In short, the overruling of s. 33.1 was not to allow voluntary intoxication to be used as a defence in sexual assault cases, but rather to prevent two men from two very tragic circumstances, for receiving maximum sentences for crimes they did not know they were committing. 

Despite the extensive backlash from the community and a variety of feminist groups, it will be extremely unlikely for this ruling to allow intoxication, whether voluntary or not, used a defence in violent crimes and sexual assault cases. The petitions to appeal the decision would be calling to convict both, Mr. Chan and Mr. Sullivan. 

Intoxication is still not a viable defence for sexual assault, nor should it be. Ever. Simply because it was raised as a defence in this particular case, which does not involve either alcohol or sexual assault, does not mean it would ever hold up in court as a defence for a sexual assault case. 

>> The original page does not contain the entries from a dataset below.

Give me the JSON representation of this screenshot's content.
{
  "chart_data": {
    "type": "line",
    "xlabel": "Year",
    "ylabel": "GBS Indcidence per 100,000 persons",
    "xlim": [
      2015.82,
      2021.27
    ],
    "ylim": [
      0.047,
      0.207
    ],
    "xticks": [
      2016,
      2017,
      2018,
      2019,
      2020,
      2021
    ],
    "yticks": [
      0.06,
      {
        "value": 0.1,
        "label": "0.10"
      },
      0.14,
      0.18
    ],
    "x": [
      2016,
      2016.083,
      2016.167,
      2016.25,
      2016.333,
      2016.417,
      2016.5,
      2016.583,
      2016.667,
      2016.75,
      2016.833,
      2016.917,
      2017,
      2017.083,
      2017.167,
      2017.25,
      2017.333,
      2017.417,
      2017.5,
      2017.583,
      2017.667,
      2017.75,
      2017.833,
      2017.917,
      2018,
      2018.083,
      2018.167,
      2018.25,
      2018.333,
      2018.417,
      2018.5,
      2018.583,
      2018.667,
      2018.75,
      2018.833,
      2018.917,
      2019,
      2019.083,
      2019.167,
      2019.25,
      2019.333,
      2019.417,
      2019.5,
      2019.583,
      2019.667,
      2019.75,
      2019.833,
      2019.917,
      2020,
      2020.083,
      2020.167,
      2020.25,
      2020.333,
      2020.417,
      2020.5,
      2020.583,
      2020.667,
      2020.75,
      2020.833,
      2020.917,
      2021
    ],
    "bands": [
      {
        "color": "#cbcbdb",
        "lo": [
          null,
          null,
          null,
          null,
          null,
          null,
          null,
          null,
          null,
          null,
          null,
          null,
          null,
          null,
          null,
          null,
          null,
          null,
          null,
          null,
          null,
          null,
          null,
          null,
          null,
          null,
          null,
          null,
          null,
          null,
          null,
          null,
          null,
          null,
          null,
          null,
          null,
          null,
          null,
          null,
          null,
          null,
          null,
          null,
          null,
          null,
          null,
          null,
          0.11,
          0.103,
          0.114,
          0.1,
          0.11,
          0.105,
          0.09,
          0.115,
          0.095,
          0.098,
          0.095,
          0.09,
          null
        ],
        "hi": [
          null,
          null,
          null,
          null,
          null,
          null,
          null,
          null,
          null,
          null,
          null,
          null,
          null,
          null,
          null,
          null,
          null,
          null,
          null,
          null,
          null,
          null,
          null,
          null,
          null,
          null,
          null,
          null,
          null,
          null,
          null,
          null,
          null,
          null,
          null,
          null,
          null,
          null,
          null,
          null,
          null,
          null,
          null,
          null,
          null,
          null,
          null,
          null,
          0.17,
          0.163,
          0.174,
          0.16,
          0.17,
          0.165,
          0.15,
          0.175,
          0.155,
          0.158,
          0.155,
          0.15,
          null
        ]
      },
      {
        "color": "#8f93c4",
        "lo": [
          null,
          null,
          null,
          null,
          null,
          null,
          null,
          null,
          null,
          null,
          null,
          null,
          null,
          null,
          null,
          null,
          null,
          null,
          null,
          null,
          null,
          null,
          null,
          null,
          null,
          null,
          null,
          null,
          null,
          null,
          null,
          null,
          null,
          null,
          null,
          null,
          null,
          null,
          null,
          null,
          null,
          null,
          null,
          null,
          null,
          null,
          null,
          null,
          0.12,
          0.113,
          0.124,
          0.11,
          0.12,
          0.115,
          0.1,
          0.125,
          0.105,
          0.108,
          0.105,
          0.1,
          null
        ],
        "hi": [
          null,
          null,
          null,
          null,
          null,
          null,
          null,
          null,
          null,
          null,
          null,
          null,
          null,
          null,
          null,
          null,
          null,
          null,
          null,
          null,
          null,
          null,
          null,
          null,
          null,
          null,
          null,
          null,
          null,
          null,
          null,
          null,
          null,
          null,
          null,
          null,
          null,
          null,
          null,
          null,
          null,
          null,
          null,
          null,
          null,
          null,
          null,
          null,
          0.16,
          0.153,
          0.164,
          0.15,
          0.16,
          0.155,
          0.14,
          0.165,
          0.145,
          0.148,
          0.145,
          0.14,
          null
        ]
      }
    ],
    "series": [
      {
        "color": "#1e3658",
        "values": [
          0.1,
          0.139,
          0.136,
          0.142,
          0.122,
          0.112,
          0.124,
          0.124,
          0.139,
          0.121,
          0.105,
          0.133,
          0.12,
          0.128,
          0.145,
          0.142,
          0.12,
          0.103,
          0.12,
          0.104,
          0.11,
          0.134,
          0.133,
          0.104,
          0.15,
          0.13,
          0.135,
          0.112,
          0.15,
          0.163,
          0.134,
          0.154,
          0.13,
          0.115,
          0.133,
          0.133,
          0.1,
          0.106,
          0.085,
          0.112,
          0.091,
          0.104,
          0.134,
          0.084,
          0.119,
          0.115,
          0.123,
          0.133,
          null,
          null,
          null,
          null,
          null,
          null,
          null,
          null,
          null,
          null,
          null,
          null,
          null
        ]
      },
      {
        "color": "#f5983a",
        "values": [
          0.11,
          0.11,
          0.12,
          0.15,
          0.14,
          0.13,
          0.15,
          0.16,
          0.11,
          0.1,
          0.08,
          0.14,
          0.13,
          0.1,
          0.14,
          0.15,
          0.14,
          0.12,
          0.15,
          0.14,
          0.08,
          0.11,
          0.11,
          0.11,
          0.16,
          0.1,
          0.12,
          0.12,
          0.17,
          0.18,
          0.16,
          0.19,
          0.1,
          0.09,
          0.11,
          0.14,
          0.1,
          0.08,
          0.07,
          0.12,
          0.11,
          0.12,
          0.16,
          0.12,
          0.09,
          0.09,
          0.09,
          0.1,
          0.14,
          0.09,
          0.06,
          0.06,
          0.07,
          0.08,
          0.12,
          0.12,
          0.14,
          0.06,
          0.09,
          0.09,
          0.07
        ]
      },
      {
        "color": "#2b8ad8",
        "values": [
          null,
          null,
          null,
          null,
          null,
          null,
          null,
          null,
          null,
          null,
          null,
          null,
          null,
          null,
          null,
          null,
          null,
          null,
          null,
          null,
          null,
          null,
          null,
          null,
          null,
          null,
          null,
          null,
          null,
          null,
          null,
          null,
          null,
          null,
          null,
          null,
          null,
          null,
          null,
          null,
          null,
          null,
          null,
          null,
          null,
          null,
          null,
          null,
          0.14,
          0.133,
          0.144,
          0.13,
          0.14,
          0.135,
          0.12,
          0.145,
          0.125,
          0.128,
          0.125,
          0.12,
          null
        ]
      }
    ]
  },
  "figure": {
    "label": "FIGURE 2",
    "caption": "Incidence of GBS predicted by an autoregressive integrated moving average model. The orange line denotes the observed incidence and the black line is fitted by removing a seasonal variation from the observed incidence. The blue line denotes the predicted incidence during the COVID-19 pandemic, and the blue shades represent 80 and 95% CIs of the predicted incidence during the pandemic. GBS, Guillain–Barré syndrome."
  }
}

Now, you can still argue that cases of sexual assault are so incredibly widespread that this should not even be considered a defence. It might indeed cause some complications and create a dangerous precedent for sexual assault survivors. It might be an unfortunate factor in preventing victims from speaking out against their attackers. But imagine how much more dangerous this ruling could be if misinformation like this continues to spread. 

For example, if people continue to believe what the media has been spreading, that self-induced intoxication is now a viable defence in criminal cases. You don’t have to agree with the court’s verdicts, but everyone must take it upon themselves to seek the truth.